Stumpf, the former CEO, left with an estimated $130 million in shares and other compensation based on his more than three decades at the company. (Wells Fargo clawed back $41 million of Stumpf’s pay and more clawbacks are possible pending an investigation by the bank’s independent directors.)
The issue of workers being denied bathroom breaks is a troubling one that came up often during CNNMoney’s conversations with employees. It’s unclear how widespread the problem is now, but former and current employees say it’s resulted in stomach-related ailments in the past.
Nathan Todd Davis, a former banker, publicly described the problem to a Wells Fargo executive at a recent California State Assembly meeting.
A Wells Fargo spokeswoman said the bank complies with all applicable state and local laws. She said Wells Fargo is “investigating” the new claim from the employee about being denied bathroom breaks. “If we find it to be true, it is completely unacceptable and we will take immediate action,” she said.
Another problem: fear of retaliation. As CNNMoney previously reported, almost half a dozen Wells Fargo workers say they were fired prior to the settlement after calling the confidential ethics hotline.
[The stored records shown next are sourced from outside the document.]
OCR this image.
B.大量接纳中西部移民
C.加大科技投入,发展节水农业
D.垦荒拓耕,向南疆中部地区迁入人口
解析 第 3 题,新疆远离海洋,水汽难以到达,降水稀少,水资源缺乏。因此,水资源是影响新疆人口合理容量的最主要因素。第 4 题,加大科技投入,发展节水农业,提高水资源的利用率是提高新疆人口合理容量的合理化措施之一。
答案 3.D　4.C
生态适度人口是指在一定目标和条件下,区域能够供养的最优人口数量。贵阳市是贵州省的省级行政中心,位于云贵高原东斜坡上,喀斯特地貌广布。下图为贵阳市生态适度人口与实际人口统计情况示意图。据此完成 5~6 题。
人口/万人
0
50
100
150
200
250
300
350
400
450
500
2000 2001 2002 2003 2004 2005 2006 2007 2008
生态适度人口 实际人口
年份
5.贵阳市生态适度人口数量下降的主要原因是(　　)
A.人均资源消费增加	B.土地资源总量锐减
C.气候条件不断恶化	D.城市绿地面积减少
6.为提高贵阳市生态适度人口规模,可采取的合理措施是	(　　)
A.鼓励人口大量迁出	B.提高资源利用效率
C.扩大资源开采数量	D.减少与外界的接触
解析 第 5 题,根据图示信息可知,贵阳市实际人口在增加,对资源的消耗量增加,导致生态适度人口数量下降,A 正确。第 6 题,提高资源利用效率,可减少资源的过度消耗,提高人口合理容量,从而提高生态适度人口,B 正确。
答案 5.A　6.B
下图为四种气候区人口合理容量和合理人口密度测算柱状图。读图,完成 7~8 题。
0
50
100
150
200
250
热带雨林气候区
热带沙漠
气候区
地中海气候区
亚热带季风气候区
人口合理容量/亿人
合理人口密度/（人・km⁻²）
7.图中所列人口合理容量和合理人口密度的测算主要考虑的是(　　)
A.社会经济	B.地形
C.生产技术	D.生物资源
Sloan has sought to address this problem, calling it “disturbing to hear claims of retaliation against our team members.” He said Wells Fargo is doing a “thorough review” of its ethics line process.
But letting his rank and file employees feel comfortable about using that hotline will not come easily, given the alarming allegations. Several current Wells Fargo workers say they are still scared there will be negative repercussions if they blow the whistle.
“If and when we do speak up, it’s disregarded,” said Barbara, a Wells Fargo employee who works on auto loans. “They will twist what you say to make it seem like you’re crazy.”